I can see why this issue has been over-looked. Parents are distraught (as they always are after the death of a child). Young siblings are often assumed to be incapable of mourning. Children born later never knew the lost one. But the truth is, it’s a real loss, it matters. And what parent would knowingly allow their surviving children to suffer, un-helped?

I imagine just telling parents that surviving children, and children born thereafter, will mourn the loss, would be a start.

(Source: Dartmouth Medical School: The Journal of Pediatrics: May 2009)

New legislation that would help people with aplastic anemia

Aplastic anemia, the disease my brother had, is a rare bone marrow disorder (it strikes 2 out every million people) that hasn’t been on the receiving end of much research funding. But there’s new legislation in the offing that might change that. On February 25, 2009, Representative Doris O. Matsui (D-CA), whose husband, the late Congressman Bob Matsui, died of a bone marrow disorder, introduced H.R. 1230--Bone Marrow Failure Disease Research and Treatment Act of 2009.

The act calls for:

-A national bone marrow disease failure registry, where researchers could combine their data in one place, sharing results and insights.

-Studies to determine what environmental factors can trigger bone marrow failure. Some diseases that cause bone marrow failure are genetic, other cases are thought to be triggered by environmental factors, like radiation and God knows what else. In Ted’s case, the doctors speculated that it could have been the glue Ted used to put model airplanes together, or a box of oranges too liberally sprayed with pesticide. They even autopsied the family parakeet, who died just about when my brother went into the hospital, to see if there was a connection. But there were no answers. My brother’s case, as in 50% of patients diagnosed with aplastic anemia, was deemed “idiopathic”—i.e. unknown, the scientific word for a shrug.

-Minority focused programs that would make information on treatment options and clinical trials available to minority communities. (Frankly, I don’t know if these communities are more prone to some of these diseases, or just under-served with regard to treatment.)

-Grants to help improve diagnosis and quality of care for patients.

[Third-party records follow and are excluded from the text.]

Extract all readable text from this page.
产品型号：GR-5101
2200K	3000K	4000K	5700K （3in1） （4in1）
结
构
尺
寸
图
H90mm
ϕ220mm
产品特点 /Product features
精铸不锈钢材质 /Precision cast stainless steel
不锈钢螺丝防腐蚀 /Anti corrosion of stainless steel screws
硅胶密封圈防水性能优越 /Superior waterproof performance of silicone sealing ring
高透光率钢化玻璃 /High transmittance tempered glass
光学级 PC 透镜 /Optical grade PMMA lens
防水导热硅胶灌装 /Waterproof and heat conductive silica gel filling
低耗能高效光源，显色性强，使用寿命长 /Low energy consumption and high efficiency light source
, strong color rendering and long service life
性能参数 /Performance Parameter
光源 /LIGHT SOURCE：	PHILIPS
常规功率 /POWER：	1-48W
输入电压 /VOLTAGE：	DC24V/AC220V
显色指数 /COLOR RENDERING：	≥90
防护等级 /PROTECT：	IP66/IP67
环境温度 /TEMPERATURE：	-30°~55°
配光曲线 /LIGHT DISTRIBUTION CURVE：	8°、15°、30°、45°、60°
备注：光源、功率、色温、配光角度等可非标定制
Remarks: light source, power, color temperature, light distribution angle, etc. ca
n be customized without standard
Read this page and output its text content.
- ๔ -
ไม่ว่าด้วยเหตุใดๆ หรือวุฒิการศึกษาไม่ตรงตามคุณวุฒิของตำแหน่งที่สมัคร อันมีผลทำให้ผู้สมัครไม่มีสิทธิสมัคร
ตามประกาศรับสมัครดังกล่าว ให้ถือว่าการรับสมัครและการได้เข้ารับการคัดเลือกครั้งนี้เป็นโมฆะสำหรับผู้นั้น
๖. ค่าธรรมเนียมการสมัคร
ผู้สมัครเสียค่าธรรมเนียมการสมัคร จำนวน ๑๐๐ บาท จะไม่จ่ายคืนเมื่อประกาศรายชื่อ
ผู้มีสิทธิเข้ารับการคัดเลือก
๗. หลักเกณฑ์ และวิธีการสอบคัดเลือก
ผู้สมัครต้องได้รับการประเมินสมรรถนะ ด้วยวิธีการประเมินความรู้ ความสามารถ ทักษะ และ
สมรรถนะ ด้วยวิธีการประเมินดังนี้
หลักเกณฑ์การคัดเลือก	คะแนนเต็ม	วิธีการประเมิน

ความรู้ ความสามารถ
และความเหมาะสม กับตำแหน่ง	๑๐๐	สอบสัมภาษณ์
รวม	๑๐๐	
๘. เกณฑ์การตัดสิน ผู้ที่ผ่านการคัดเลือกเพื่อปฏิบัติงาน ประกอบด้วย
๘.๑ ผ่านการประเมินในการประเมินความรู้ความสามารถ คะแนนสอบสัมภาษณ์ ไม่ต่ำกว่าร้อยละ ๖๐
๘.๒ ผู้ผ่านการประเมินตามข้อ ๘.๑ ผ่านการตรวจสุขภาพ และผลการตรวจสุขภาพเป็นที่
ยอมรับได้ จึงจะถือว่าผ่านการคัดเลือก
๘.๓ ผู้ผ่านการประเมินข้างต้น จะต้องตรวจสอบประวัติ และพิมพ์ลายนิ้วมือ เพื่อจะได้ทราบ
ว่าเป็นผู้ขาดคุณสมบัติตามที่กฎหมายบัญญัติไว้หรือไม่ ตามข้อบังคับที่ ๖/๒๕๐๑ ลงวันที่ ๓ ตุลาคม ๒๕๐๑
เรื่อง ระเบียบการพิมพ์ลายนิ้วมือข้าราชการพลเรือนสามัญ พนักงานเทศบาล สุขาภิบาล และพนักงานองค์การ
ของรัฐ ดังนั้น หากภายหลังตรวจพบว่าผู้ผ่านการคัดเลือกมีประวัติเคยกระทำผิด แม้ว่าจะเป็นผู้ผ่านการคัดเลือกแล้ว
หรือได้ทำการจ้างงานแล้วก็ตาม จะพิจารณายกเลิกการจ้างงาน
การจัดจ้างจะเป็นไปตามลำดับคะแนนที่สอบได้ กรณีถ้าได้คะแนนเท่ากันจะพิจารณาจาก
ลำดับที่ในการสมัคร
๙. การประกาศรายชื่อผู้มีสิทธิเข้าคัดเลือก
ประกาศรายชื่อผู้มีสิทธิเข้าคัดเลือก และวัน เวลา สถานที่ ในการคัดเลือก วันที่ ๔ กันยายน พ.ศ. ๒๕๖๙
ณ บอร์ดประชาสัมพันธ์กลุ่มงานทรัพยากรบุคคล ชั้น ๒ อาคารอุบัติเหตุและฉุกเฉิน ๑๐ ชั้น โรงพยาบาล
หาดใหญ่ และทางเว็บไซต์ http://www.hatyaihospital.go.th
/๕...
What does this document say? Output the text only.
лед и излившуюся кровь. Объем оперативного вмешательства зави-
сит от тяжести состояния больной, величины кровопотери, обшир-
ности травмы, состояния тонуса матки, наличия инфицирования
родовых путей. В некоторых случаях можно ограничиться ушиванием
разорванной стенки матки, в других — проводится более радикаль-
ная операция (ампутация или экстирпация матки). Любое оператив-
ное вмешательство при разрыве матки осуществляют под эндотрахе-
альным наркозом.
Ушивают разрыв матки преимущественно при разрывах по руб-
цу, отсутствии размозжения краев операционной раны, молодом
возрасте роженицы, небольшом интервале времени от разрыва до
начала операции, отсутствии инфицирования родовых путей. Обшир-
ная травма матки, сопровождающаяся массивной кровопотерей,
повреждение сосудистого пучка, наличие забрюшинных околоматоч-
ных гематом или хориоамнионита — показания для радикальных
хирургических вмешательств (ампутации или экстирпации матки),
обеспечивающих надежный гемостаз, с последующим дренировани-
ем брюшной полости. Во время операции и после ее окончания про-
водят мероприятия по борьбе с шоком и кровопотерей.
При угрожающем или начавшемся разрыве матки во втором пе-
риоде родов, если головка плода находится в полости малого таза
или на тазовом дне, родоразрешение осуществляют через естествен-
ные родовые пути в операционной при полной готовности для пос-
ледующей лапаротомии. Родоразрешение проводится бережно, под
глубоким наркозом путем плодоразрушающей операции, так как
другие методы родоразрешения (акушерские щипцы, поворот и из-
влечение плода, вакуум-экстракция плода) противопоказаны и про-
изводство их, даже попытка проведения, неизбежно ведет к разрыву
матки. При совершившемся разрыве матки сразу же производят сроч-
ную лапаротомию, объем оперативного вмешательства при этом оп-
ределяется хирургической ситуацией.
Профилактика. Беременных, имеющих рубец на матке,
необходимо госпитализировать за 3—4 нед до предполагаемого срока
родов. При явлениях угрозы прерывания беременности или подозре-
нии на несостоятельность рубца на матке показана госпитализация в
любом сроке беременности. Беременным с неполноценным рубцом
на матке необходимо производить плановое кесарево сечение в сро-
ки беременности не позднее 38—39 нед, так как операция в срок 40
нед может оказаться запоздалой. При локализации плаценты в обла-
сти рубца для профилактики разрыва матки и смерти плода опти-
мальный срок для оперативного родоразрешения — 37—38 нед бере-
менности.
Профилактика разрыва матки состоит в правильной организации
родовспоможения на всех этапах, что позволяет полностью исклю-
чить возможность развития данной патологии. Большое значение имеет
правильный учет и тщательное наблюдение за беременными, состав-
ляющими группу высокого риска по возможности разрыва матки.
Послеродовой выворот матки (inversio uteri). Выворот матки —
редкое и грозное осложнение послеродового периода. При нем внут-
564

I can’t say I’ve been particularly active in organizations designed to make things better for people with aplastic anemia or related diseases. I don’t know why. I know some people get very involved in disease-oriented organizations after they lose someone to that disease. I just never got interested, somehow. But I’d probably feel differently if Ted were still alive, trying to battle the disease. In fact, I’d probably feel outraged at how neglected it’s been, funding-wise.

I’m sure a rare disease doesn’t look like a good research investment to those handing out money, but if you or someone you care about is the one diagnosed, the “rare” label is irrelevant. You’ve been struck by lightning, now what? I hope this legislation gets passed. We can help by encouraging our representatives to sponsor the legislation. Please do it!